The UK's fuel crisis is "getting worse" in some areas, an industry boss has warned, as queues outside petrol stations caused gridlocked traffic for the second weekend in a row.
Brian Madderson, chairman of the Petrol Retailers Association, stressed the situation remained "critical" in London and the southeast, despite claims from government ministers that the situation has stabilised.
Large queues and closed forecourts were reported across the capital on Saturday. Aerial footage from Honeypot Lane in northwest London showed dozens of cars lining up to enter a garage on the corner of a roundabout.
BBC journalist Lewis Goodall also tweeted that queues in one area of south London were "even longer" than the previous week and were causing "considerable congestion".
Mr Madderson said that while there had been an improvement in the north of England and Scotland, fuel shortages remain a "really big problem" in London and the southeast. He added: "If anything, it had got worse".
Speaking to Sky News, he revealed that a survey conducted by his organisation has found that 16 per cent of more than 1,000 sites checked on Saturday had no fuel. It marked an improvement on the 27 per cent reported to be dry on Friday, but local bottlenecks remained.
"We need a prioritisation of deliveries to filling stations – particularly the independent ones which are the neighbourhood retail sites – in London and the southeast starting immediately," he added.
Elsewhere, one petrol station in Chelsea, central London, was charging close to double the average price for fuel on Saturday morning shortly before selling out completely. Cloisters Gulf Petrol station in Sloane Avenue was selling fuel for £2.68 per litre – nearly twice the average price of £1.36.
Mr Madderson said rising global oil prices meant motorists should expect higher prices at the pumps when filling stations are restocked. He added: "Expect anything from 1, 2 or even 3p a litre increases at the pump. This is not profiteering. This is genuine wholesale price increases caused by global factors."
Military drivers will be deployed to deliver fuel to forecourts from Monday in a bid to tackle the crisis. Almost 200 military personnel, including 100 drivers, have been training at haulier sites and will start deliveries to help relieve the situation at petrol stations.
Mr Maddison said the use of the military would be a "large help" but warned it would have a "limited impact" in hard-hit areas. "This isn't going to be the major panacea", he added.
Despite industry bosses warning that the crisis remains far from over, health secretary Sajid Javid on Saturday sought to reassure Britons that the situation was "stabilising" in most parts of the country and the military is only being deployed as a "precaution".
"I think it is right that as a precaution that the government has asked the military to help," he told Sky News. "I think that is the right measure to take to make sure that people have all the confidence that they need.
"I think that will further stabilise the situation and give more confidence."
The government on Friday announced a U-turn on its emergency visa scheme, with 5,000 foreign food haulage drivers able to extend their temporary visas beyond Christmas Eve.
Some 300 of the haulage drivers will be encouraged to come to Britain immediately and allowed to stay until the end of March, after fears that shortages could cause chaos over the festive period.
Mr Javid conceded that there would be "competition for drivers" with other European countries, but he was "confident" the scheme would attract more EU drivers.
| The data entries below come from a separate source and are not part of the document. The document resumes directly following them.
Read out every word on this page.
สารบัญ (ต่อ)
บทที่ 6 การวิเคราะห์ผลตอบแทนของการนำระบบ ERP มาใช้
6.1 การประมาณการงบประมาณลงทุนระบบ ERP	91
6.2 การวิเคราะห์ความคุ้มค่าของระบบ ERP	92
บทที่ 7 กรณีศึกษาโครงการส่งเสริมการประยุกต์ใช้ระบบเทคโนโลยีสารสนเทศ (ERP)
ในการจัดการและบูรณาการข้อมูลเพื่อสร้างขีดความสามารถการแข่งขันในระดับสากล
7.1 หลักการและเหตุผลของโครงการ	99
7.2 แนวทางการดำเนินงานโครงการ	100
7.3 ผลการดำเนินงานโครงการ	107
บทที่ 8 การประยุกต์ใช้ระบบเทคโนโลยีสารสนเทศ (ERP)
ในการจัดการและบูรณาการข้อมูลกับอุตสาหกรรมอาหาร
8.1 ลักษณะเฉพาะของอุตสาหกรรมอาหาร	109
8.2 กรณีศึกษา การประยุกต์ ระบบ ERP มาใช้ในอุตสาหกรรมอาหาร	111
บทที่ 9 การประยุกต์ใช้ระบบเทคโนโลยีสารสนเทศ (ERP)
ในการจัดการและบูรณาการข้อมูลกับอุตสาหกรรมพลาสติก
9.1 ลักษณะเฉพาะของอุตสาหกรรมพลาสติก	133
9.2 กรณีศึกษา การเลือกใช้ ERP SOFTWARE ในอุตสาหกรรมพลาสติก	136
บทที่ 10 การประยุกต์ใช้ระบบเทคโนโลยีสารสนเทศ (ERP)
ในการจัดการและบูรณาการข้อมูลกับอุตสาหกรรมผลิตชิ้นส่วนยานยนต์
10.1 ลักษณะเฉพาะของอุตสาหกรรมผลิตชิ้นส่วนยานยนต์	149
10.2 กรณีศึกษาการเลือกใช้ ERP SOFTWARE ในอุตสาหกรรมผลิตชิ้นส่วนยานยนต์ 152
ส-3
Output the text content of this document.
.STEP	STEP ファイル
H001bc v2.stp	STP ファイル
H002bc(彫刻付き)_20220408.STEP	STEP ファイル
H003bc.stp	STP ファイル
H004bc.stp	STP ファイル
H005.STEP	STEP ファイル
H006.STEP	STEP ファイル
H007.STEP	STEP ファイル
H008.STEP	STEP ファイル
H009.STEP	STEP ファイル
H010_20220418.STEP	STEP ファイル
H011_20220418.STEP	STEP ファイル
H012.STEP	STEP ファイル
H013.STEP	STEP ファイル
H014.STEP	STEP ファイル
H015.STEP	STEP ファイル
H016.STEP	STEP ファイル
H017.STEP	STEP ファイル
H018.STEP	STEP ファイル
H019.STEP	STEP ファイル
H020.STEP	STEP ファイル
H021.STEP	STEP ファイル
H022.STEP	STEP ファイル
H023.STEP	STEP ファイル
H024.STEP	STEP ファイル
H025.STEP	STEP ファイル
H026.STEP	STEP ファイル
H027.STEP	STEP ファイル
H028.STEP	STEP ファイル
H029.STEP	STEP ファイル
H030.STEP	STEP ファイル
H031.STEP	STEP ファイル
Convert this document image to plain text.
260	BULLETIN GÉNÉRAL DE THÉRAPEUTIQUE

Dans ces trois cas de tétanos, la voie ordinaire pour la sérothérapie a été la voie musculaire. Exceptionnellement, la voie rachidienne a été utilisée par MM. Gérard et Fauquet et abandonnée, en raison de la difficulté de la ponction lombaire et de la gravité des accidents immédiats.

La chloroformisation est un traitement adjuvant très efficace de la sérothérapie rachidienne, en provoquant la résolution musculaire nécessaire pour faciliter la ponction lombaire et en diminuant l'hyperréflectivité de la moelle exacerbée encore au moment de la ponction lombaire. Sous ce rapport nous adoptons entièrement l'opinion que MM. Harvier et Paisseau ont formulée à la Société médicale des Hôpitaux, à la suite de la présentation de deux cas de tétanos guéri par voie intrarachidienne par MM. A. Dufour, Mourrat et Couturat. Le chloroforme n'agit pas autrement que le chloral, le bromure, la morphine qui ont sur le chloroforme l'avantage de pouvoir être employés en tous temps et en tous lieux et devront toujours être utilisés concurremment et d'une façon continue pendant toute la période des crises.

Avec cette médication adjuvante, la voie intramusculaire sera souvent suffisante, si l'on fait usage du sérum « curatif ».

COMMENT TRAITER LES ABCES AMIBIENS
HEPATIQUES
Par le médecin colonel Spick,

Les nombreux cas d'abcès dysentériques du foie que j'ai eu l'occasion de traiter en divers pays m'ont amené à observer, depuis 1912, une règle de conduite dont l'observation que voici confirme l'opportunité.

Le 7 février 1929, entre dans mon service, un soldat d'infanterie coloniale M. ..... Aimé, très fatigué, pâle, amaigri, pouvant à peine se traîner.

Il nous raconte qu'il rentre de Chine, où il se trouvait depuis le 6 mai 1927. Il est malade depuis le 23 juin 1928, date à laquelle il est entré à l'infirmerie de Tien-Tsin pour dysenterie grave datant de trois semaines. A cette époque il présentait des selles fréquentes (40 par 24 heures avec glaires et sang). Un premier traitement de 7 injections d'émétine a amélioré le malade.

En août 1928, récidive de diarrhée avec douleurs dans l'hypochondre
He added: “In the short-term I think it’s right to try to see we can get more drivers [from abroad]. I think that will work.”
Labour has written to home secretary Priti Patel demanding clarity on when the overseas drivers will arrive and how long they will be allowed to stay.
Shadow home secretary Nick Thomas-Symonds reminded Ms Patel that as long ago as 5 August, transport secretary Grant Shapps dismissed his call for changes to the immigration points system to reflect the HGV skills shortage, telling him: “I do not support using foreign labour to tackle a long-standing issue in the haulage industry.”
Meanwhile, Boris Johnson did not rule out the prospect of supply disruption at Christmas. In an interview with The Times, he insisted there would be no further increase in the 5,000 visas for lorry drivers as ministers "can't simply reach for the lever marked 'uncontrolled immigration'".
Chancellor Rishi Sunak told the Daily Mail there is global disruption to supply chains in other industries but admitted that the shortages were “very real”.
"We're seeing real disruptions in supply chains in different sectors, not just here but around the world," he told the newspaper. "We are determined to do what we can to try to mitigate as much of this as we can."